Nanometer-Scale Imaging of Compartment-Specific Localization and Dynamics of Voltage-Gated Sodium Channels

Membrane excitability and cell-to-cell communication in the brain are tightly regulated by diverse ion channels and receptor proteins localized to distinct membrane compartments. Currently, a major technical barrier in cellular neuroscience is lack of reliable methods to label these membrane proteins and image their sub-cellular localization and dynamics. To overcome this challenge, we devised optical imaging strategies that enable systematic characterization of subcellular composition, relative abundances and trafficking dynamics of membrane proteins at nanometer scales in cultured neurons as well as in the brain. Using these methods, we revealed exquisite developmental regulation of subcellular distributions of voltage-gated sodium channel (VGSC) Nav1.2 and Nav1.6, settling a decade long debate regarding the molecular identity of sodium channels in dendrites. In addition, we discovered a previously uncharacterized trafficking pathway that targets Nav1.2 to unmyelinated fragments in the distal axon. Myelination counteracts this pathway, facilitating the installment of Nav1.6 as the dominant VGSC in the axon. Together, these imaging approaches unveiled compartment-specific trafficking mechanisms underpinning differential membrane distributions of VGSCs and open avenues to decipher how membrane protein localization and dynamics contribute to neural computation in the brain.
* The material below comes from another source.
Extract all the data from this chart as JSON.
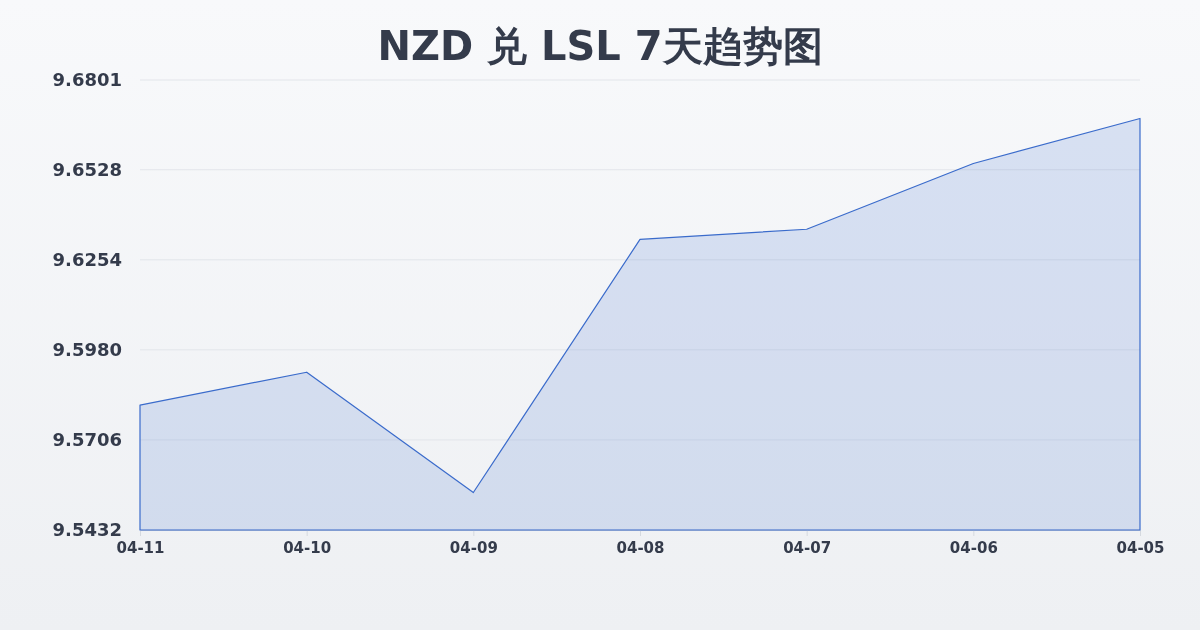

NMDARs Drive the Expression of Neuropsychiatric Disorder Risk Genes Within GABAergic Interneuron Subtypes in the Juvenile Brain

Medial ganglionic eminence (MGE)-derived parvalbumin (PV)+, somatostatin (SST)+and Neurogliaform (NGFC)-type cortical and hippocampal interneurons, have distinct molecular, anatomical, and physiological properties. However, the molecular mechanisms regulating their maturation remain poorly understood. Here, via single-cell transcriptomics, we show that the obligate NMDA-type glutamate receptor (NMDAR) subunit gene Grin1 mediates transcriptional regulation of gene expression in specific subtypes of MGE-derived interneurons, leading to altered subtype abundances. Notably, MGE-specific early developmental Grin1 loss results in a broad downregulation of diverse transcriptional, synaptogenic and membrane excitability regulatory programs in the juvenile brain. These widespread gene expression abnormalities mirror aberrations that are typically associated with neurodevelopmental disorders. Our study hence provides a road map for the systematic examination of NMDAR signaling in interneuron subtypes, revealing potential MGE-specific genetic targets that could instruct future therapies of psychiatric disorders.